Eine feiernde Menge im roten Schummerlicht.

Feiern können sie im Hafenklang schon lange gut Foto: Hafenklang

Das Hafenklang nahe dem Hamburger Fischmarkt ist kein Club, in den man sich sofort verliebt. Der schmucklose Saal für etwa 200 Besucher sieht aus wie ein überdimensionierter Abstellraum, in dem ewige Dunkelheit herrscht. Ist ein Konzert ausverkauft, kann es passieren, dass man direkt hinter einem Pfeiler stehen muss und nur den Bassisten sieht. An den wenigen warmen Sommertagen ist es drinnen oft unfassbar heiß.

Aber jedem Besucher, der Widerspenstigkeit, Vielfalt und Do-it-yourself-Kultur schätzt, wächst der Laden schnell ans Herz – mitsamt den trockenen Sprüchen der Tresenleute, der Spendendose für soziale Projekte, den moderaten Eintrittspreisen und dem verlässlich guten Programm.

Mehrfach bekam das Hafenklang Preise, just im Januar den von der Kulturbehörde unterstützten Hamburger Club Award in der Kategorie „Bester Liveclub“. In diesem Jahr feiert man hier 20-jähriges Bestehen. Im Zentrum der Festivitäten steht am 5. und 6. August ein Open-Air-Festival mit Bernd Begemann, Trouble Orchestra und vielen anderen.

Partys gegen den Abriss

Dabei mutet es auf den ersten Blick erstaunlich an, dass es den Club überhaupt gibt. Er liegt in einem Viertel des Stadtteils Altona, das in den vergangenen 15 Jahren massiv aufgewertet wurde – Hummerrestaurant statt Straßenstrich. Daran ist nicht alles schlecht, aber häufig verschwinden Störfaktoren wie ein mit Plakaten, Tags und Aufklebern verzierter Musikschuppen im Laufe solcher Prozesse aus dem Stadtbild.

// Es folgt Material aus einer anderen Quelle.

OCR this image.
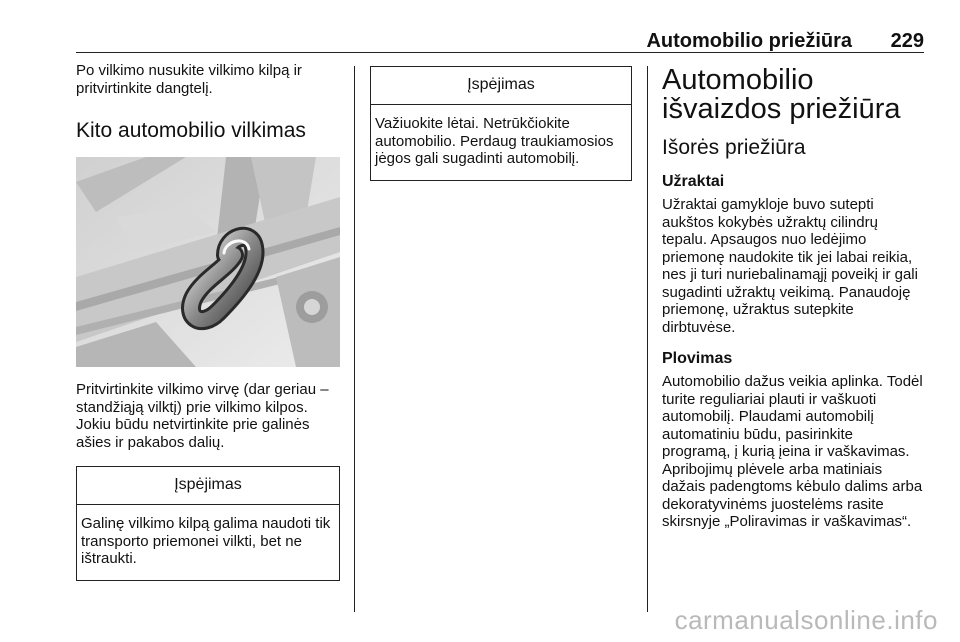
Automobilio priežiūra 229

Po vilkimo nusukite vilkimo kilpą ir pritvirtinkite dangtelį.

Kito automobilio vilkimas

Pritvirtinkite vilkimo virvę (dar geriau – standžiąją vilktį) prie vilkimo kilpos. Jokiu būdu netvirtinkite prie galinės ašies ir pakabos dalių.

Įspėjimas

Galinę vilkimo kilpą galima naudoti tik transporto priemonei vilkti, bet ne ištraukti.

Įspėjimas

Važiuokite lėtai. Netrūkčiokite automobilio. Perdaug traukiamosios jėgos gali sugadinti automobilį.

Automobilio išvaizdos priežiūra
Išorės priežiūra
Užraktai

Užraktai gamykloje buvo sutepti aukštos kokybės užraktų cilindrų tepalu. Apsaugos nuo ledėjimo priemonę naudokite tik jei labai reikia, nes ji turi nuriebalinamąjį poveikį ir gali sugadinti užraktų veikimą. Panaudoję priemonę, užraktus sutepkite dirbtuvėse.

Plovimas

Automobilio dažus veikia aplinka. Todėl turite reguliariai plauti ir vaškuoti automobilį. Plaudami automobilį automatiniu būdu, pasirinkite programą, į kurią įeina ir vaškavimas. Apribojimų plėvele arba matiniais dažais padengtoms kėbulo dalims arba dekoratyvinėms juostelėms rasite skirsnyje „Poliravimas ir vaškavimas“.

carmanualsonline.info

Die Besonderheit des Hafenklangs: Der Club ist überhaupt erst während einer Auseinandersetzung über die Zukunft des Viertels entstanden. 1996 wollte ein Immobilienunternehmen dort ein 1860 fertiggestelltes Haus abreißen und ein Hotel errichten. Im ersten Stock, in dem sich heute mit dem Goldenen Salon der viel schönere, kleinere Saal des Clubs befindet, lebte aber eine politisch engagierte Wohngemeinschaft, die sich mit dem Abriss nicht abfinden wollte. Um auf das Thema aufmerksam zu machen, organisierte sie in den bereits leeren Parterreräumen Konzerte und Partys. Die Geburtsstunde des Hafenklangs.

Das Gebäude besaß schon damals wegen des dort ansässigen, gleichnamigen Studios eine gewisse Bekanntheit, dort nahmen etwa Einstürzende Neubauten früher Alben auf. Auch Hamburger Künstler unterstützten den Erhalt. „Es wurde eine große kritische Öffentlichkeit geschaffen, die das Immobilienunternehmen nicht gebrauchen konnte“, sagt Thomas Lengefeld, seit Langem Geschäftsführer. „Kurz vorher gab es bei drei großen Projekten dieser Firma in der Stadt Gegenwind und negative Presse. Das wollten die Verantwortlichen hier vermeiden und waren angesichts der erfolgreichen Mobilisierung irgendwann gesprächsbereit.“

Protest, Beharrlichkeit und Verhandlungsgeschick haben sich ausgezahlt

Ein charaktervolles Haus

Die Hafenklang-Aktivisten setzten sich mit den Investoren an einen Tisch, suchten sich einen Anwalt und einen Architekten, entwarfen Pläne für die Zukunft des Hauses. Es hatte sich bei ihnen der Wunsch entwickelt, in dem Haus dauerhaft einen Club zu etablieren.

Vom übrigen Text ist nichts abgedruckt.